In the Bible, Jesus talks of a dishonest manager who cheated his employer, to win favor for himself with those who did business with his boss. The dishonest manager was not faithful or trustworthy to God or his boss. He was shrewd about finding ways to keep himself taken care of when his boss was firing him for his dishonesty. Jesus told the story so that the Pharisees would hear it for they were lovers of money. It is not hard to find lovers of money, for money, has always been exalted among people. Sometimes it seems much harder to find those who want to serve God rather than getting and having more money.

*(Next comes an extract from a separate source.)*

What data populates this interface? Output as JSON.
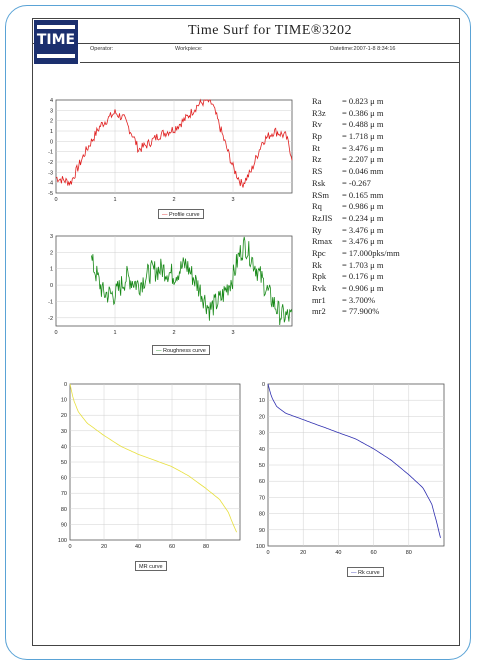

The three rules of money are to get all you can, to save all you can and to give all you can to help those in need. The way we spend our money demonstrates, how much, we love God and our neighbors as ourselves. Jesus taught, “One who is trustworthy in a very little is also trustworthy in much. The one who is dishonest in very little is also dishonest in much. No servant can serve two masters, for either he will hate the one and love the other, or he will be devoted to the one and despise the other. You cannot serve God and money.”

I tell Ed: “Money is that which, having not, we want; having, want more; having more, want still more; and the more we get the less contented we are. Money can pay your fare to every place but heaven.”